Monitoring the parasite load in chronic Chagas disease patients: comparison between blood culture and quantitative real time PCR

• Published in: PloS one Vol. 13; no. 11; p. e0208133
• Main Authors: D'Ávila, Daniella Alchaar, Galvão, Lúcia Maria C, Sousa, Giovane R, Britto, Constança, Moreira, Otacilio C, Chiari, Egler
• Format: Journal Article
• Language: English
• Published: United States Public Library of Science 29.11.2018; Public Library of Science (PLoS)
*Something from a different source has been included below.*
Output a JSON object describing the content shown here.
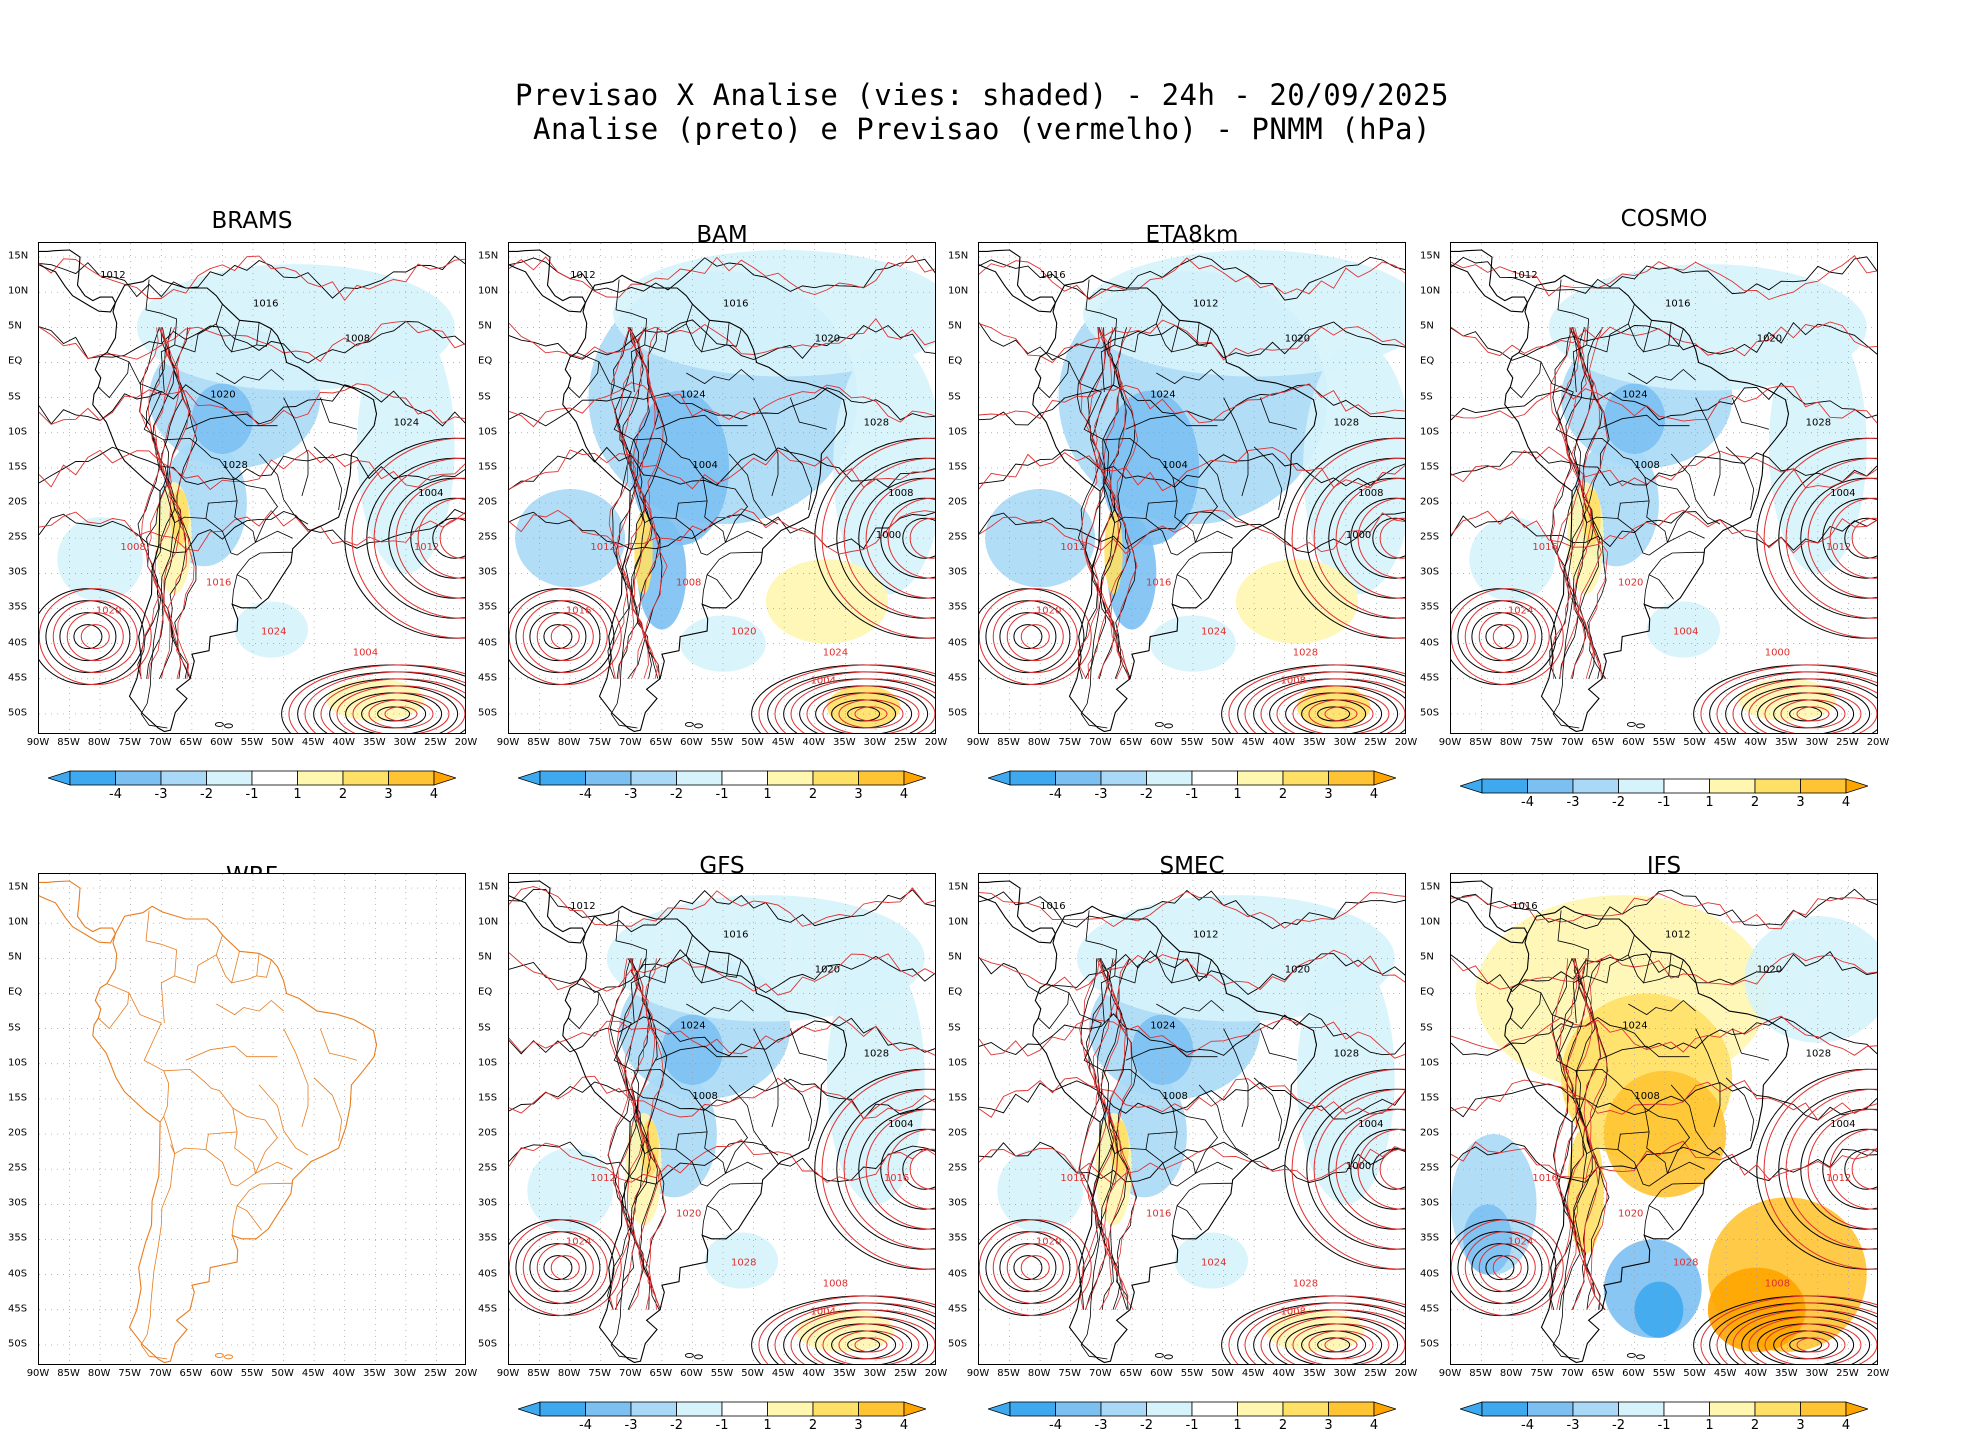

• Subjects: Adult; Aged; Aged, 80 and over; Biology and Life Sciences; Blood; Blood circulation; Blood Culture; Blood tests; Cardiomyopathy; Chagas disease; Chagas Disease - blood; Chagas Disease - parasitology; Culture; Deoxyribonucleic acid; Development strategies; Diagnosis; Diagnostic software; Diagnostic systems; DNA; DNA, Protozoan - analysis; DNA, Protozoan - genetics; Family medical history; Female; Humans; Infections; Laboratories; Load distribution; Male; Medical diagnosis; Medicine and Health Sciences; Middle Aged; Monitoring; Multiplexing; Myocardial diseases; Parasite Load; Parasites; Patients; Polymerase chain reaction; Protozoa; Real time; Real-Time Polymerase Chain Reaction; Research and Analysis Methods; Risk factors; Statistical methods; Technology; Technology assessment; Trypanosoma cruzi; Trypanosoma cruzi - genetics; Trypanosoma cruzi - isolation & purification; Trypanosomiasis; Vector-borne diseases; Young Adult; Hoboken New Jersey; Brazil; United States > US
• ISSN: 1932-6203; 1932-6203
• DOI: 10.1371/journal.pone.0208133

Despite the improvements in diagnostic tools for detection of Trypanosoma cruzi in human blood samples, the isolation of parasite from bloodstream in the chronic phase of Chagas disease is challenging. Thus, there is an increasing interest in the development of strategies that allow an accurate monitoring of the parasite load in bloodstream of Chagas disease patients. Given that, the comparison of a classical diagnostic method such as blood culture and multiplex quantitative real-time PCR (qPCR) was few explored so far. Therefore, this study aimed to compare the detection and quantification of T. cruzi load in the circulating blood of patients with chronic Chagas disease, using blood culture and qPCR techniques. The multiplex real-time quantitative PCR assay (qPCR) based on TaqMan technology was evaluated in 135 blood samples from 91 patients with chronic Chagas disease presenting indeterminate (asymptomatic, n = 23) and cardiac (chronic cardiomyopathy, n = 68) forms, in comparison with the classical blood culture (BC) technique. The total positivity of qPCR and BC was 58.5% and 49.6%, respectively. The median parasite load of all positive patients was 1.18 [0.39-4.23] par. eq.⁄mL, ranging from 0.01 to 116.10 par. eq.⁄mL. We did not find significant differences between T. cruzi load with age and distinct clinical manifestations of patients. Our data suggest that qPCR can be an auxiliary tool for studies that require T. cruzi isolation from the bloodstream of patients with chronic Chagas disease, after the establishment of a parasite load cut-off that guarantees a relative success rate of parasite isolation using BC technique.